Blastozysten

Was versteht man unter einem "Blastozysten-Transfer"

Die Befruchtung der Eizelle durch das Spermium findet normalerweise im Eileiter der Frau statt. Während der Wanderung durch den Eileiter macht die befruchtete Eizelle verschiedene Entwicklungsschritte durch. Nach ungefähr fünf Tagen erreicht die befruchtete Eizelle, jetzt laut Definition der Embryo, die Gebärmutterhöhle und findet dort die optimalen Bedingungen zur Einnistung in die Gebärmutterschleimhaut.
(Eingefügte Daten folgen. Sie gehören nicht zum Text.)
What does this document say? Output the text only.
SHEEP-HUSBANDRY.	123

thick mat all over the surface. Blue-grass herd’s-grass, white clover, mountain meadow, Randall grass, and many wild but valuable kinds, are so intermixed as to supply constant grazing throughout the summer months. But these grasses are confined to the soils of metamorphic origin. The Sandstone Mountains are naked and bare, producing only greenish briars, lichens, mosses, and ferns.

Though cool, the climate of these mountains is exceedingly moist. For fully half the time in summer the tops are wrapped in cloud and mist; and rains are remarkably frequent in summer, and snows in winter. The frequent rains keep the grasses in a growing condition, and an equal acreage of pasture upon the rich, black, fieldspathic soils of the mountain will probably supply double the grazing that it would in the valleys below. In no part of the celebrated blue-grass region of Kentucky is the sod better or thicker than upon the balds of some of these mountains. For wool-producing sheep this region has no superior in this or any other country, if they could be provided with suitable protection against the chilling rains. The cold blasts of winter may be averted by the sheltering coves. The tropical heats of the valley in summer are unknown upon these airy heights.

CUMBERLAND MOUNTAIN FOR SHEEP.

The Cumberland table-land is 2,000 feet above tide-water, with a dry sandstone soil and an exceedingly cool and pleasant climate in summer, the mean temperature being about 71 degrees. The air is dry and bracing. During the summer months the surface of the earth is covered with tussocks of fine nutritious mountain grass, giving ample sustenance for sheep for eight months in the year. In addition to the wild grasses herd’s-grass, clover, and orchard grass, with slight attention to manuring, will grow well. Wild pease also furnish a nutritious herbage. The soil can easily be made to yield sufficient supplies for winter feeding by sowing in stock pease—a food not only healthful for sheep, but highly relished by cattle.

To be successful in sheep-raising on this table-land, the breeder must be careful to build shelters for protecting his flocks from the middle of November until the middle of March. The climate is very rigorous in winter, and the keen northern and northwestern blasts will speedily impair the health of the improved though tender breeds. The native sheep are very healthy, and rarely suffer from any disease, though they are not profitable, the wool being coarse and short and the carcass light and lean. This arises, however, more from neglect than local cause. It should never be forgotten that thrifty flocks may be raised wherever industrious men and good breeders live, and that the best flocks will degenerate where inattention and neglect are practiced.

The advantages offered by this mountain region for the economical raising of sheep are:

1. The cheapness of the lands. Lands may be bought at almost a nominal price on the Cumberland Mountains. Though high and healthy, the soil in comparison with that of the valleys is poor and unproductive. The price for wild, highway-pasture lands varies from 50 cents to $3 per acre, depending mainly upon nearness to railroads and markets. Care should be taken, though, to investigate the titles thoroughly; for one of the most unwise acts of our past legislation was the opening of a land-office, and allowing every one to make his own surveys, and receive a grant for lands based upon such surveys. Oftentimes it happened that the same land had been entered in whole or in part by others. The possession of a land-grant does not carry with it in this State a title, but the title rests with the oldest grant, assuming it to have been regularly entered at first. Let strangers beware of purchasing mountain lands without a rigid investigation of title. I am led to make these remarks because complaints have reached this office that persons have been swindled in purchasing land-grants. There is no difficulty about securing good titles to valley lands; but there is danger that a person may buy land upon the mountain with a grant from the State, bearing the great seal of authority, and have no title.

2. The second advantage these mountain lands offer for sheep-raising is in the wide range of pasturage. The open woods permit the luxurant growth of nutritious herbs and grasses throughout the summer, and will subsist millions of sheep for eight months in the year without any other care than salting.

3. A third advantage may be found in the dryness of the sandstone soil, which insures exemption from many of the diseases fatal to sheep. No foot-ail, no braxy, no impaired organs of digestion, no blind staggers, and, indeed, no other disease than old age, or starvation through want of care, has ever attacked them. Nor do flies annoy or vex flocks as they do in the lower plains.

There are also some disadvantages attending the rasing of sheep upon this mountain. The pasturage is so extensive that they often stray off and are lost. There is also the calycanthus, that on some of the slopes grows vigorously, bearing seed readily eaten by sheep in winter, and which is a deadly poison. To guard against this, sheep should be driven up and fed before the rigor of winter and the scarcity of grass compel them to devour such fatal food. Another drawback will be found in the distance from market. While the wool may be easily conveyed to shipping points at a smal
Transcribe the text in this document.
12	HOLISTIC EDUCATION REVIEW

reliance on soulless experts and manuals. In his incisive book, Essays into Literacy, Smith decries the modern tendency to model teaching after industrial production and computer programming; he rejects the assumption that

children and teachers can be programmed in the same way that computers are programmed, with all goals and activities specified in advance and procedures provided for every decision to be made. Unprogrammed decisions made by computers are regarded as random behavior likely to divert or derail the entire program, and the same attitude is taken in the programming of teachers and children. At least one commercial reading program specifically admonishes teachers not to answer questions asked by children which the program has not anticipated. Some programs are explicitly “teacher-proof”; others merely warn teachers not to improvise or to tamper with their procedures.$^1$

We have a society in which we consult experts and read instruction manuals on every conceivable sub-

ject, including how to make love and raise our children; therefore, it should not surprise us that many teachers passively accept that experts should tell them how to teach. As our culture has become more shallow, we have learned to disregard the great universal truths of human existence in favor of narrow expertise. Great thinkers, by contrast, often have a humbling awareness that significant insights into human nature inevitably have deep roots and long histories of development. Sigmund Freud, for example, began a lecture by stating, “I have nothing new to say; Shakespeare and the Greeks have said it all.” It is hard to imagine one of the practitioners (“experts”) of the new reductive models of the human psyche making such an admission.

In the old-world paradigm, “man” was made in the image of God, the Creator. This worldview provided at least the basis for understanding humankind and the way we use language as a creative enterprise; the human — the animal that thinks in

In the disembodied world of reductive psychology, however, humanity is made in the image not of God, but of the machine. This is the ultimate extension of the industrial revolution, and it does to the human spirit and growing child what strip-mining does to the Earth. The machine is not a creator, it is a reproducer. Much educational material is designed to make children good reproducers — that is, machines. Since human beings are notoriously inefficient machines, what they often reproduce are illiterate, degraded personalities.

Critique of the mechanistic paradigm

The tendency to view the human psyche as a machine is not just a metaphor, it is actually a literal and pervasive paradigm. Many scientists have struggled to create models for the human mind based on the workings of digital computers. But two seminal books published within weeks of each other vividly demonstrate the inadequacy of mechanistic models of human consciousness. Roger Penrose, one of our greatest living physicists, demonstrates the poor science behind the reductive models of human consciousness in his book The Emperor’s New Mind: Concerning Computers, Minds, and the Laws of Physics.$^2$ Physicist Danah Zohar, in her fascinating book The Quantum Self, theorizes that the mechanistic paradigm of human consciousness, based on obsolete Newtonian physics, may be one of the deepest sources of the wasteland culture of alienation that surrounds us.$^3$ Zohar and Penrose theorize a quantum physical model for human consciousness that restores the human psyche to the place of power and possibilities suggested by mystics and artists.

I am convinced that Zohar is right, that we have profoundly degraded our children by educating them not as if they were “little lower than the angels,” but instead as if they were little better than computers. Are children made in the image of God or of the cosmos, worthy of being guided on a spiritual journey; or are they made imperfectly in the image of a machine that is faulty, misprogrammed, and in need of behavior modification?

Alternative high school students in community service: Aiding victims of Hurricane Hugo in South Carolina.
Folgende Stadien der Eizellentwicklung werden durchlaufen

Am Tag 1 nach der Follikelpunktion befindet sich die befruchtete Eizelle im Vorkernstadium (PN- Stadium). Die Erbträger von Ei- und Samenzelle sind noch nicht verschmolzen. In den folgenden Stunden verschmelzen diese Vorkerne und bilden den Zellkern des Embryos. Anschließend teilt sich der entstandene Embryo sofort (3). Am Tag 2 liegt ein Embryo im Zwei- oder Vierzellstadium vor (4). Am Tag 3 wandert der Embryo im Achtzellstadium weiter durch den Eileiter (5). Am Tag 4 und 5 erfolgen weitere Zellteilungen bis ins Morula- (Beerenstadium) und Blastozystenstadium. Am Tag 5 bis 6 bildet sich die Blastozyste, dehnt sich aus (expandierte Blastozyste) und schlüpft aus der Eihülle. Jetzt kann sich die Blastozyste in die Gebärmutterschleimhaut einnisten (6).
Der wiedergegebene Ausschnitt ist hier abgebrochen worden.